Concepts Introduced or Extended
Entities Mentioned
Quotes
"The U.S. is better described as a collection of societies, some of which are 'lands of opportunity' with high rates of mobility across generations, and others in which few children escape poverty."
"The fraction of children living in single-parent households in an area has a correlation of −0.76 with upward income mobility. This is the strongest correlate of upward income mobility among all the variables we consider."

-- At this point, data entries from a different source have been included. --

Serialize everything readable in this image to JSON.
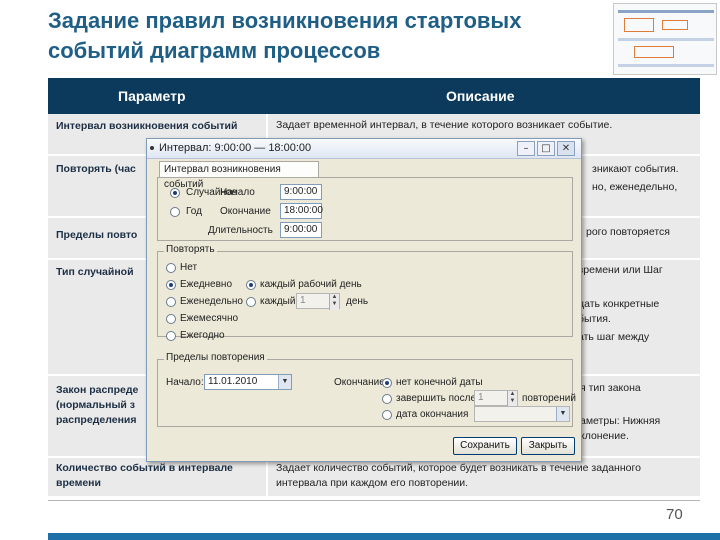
{
  "slide": {
    "title_line1": "Задание правил возникновения стартовых",
    "title_line2": "событий диаграмм процессов",
    "page_number": "70"
  },
  "table": {
    "headers": [
      "Параметр",
      "Описание"
    ],
    "rows": [
      {
        "param": [
          "Интервал возникновения событий"
        ],
        "desc": [
          "Задает временной интервал, в течение которого возникает событие."
        ]
      },
      {
        "param": [
          "Повторять (час"
        ],
        "desc": [
          "зникают события.",
          "но, еженедельно,"
        ]
      },
      {
        "param": [
          "Пределы повто"
        ],
        "desc": [
          "рого повторяется"
        ]
      },
      {
        "param": [
          "Тип случайной"
        ],
        "desc": [
          "т времени или Шаг",
          "",
          "дать конкретные",
          "бытия.",
          "ать шаг между"
        ]
      },
      {
        "param": [
          "Закон распреде",
          "(нормальный з",
          "распределения"
        ],
        "desc": [
          "я тип закона",
          "",
          "аметры: Нижняя",
          "клонение."
        ]
      },
      {
        "param": [
          "Количество событий в интервале",
          "времени"
        ],
        "desc": [
          "Задает количество событий, которое будет возникать в течение заданного",
          "интервала при каждом его повторении."
        ]
      }
    ]
  },
  "dialog": {
    "title": "Интервал: 9:00:00 — 18:00:00",
    "tab_label": "Интервал возникновения событий",
    "interval": {
      "radio1": "Случайное",
      "radio2": "Год",
      "start_label": "Начало",
      "end_label": "Окончание",
      "duration_label": "Длительность",
      "start_value": "9:00:00",
      "end_value": "18:00:00",
      "duration_value": "9:00:00"
    },
    "repeat": {
      "group_label": "Повторять",
      "options": [
        "Нет",
        "Ежедневно",
        "Еженедельно",
        "Ежемесячно",
        "Ежегодно"
      ],
      "every_workday": "каждый рабочий день",
      "every_label": "каждый",
      "every_value": "1",
      "day_label": "день"
    },
    "limits": {
      "group_label": "Пределы повторения",
      "start_label": "Начало:",
      "start_value": "11.01.2010",
      "end_group_label": "Окончание:",
      "end_options": [
        "нет конечной даты",
        "завершить после",
        "дата окончания"
      ],
      "count_value": "1",
      "count_label": "повторений"
    },
    "save_label": "Сохранить",
    "close_label": "Закрыть"
  }
}
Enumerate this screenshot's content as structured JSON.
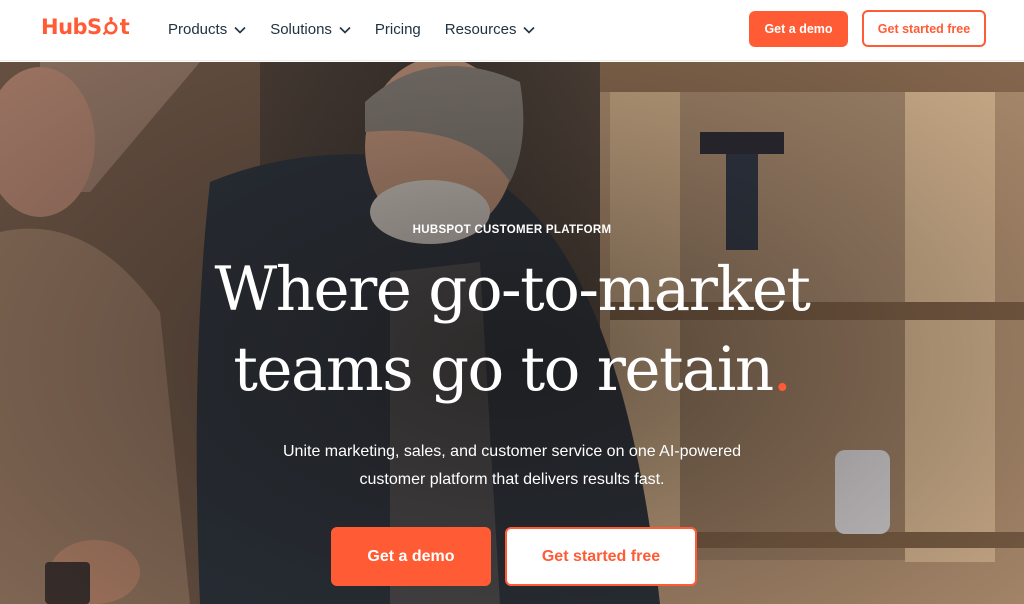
{
  "header": {
    "logo": {
      "part1": "HubS",
      "part2": "t",
      "icon": "sprocket-icon"
    },
    "nav": [
      {
        "label": "Products",
        "has_dropdown": true
      },
      {
        "label": "Solutions",
        "has_dropdown": true
      },
      {
        "label": "Pricing",
        "has_dropdown": false
      },
      {
        "label": "Resources",
        "has_dropdown": true
      }
    ],
    "cta_demo": "Get a demo",
    "cta_free": "Get started free"
  },
  "hero": {
    "eyebrow": "HUBSPOT CUSTOMER PLATFORM",
    "headline_line1": "Where go-to-market",
    "headline_line2": "teams go to retain",
    "headline_period": ".",
    "subhead": "Unite marketing, sales, and customer service on one AI-powered customer platform that delivers results fast.",
    "cta_demo": "Get a demo",
    "cta_free": "Get started free"
  },
  "colors": {
    "brand": "#ff5c35",
    "nav_text": "#213343",
    "hero_text": "#ffffff"
  }
}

"We find that children of parents who live in areas with a high fraction of single-parent households have lower rates of upward mobility even if they themselves are not from single-parent households."
My Take
This paper is the geographic companion to Chetty et al. (2016): where that paper documents the income-mortality gradient nationally, this one documents the income-mobility gradient geographically. The geographic variation finding is the paper's most enduring contribution — the difference between Charlotte and Salt Lake City in absolute upward mobility is enormous by any metric. The five correlates are suggestive but deliberately non-causal, which the paper handles honestly. The family-structure finding is the most provocative: a community-level effect that survives individual controls. The methodological contribution (rank-rank over IGE) matters for anyone trying to compare mobility across areas or countries. The paper's weakness is that its 2011–2012 outcome measurement catches children at age 28–32 — relatively young for lifetime earnings stabilization — which the authors acknowledge and partially address with robustness checks showing stability from age 30.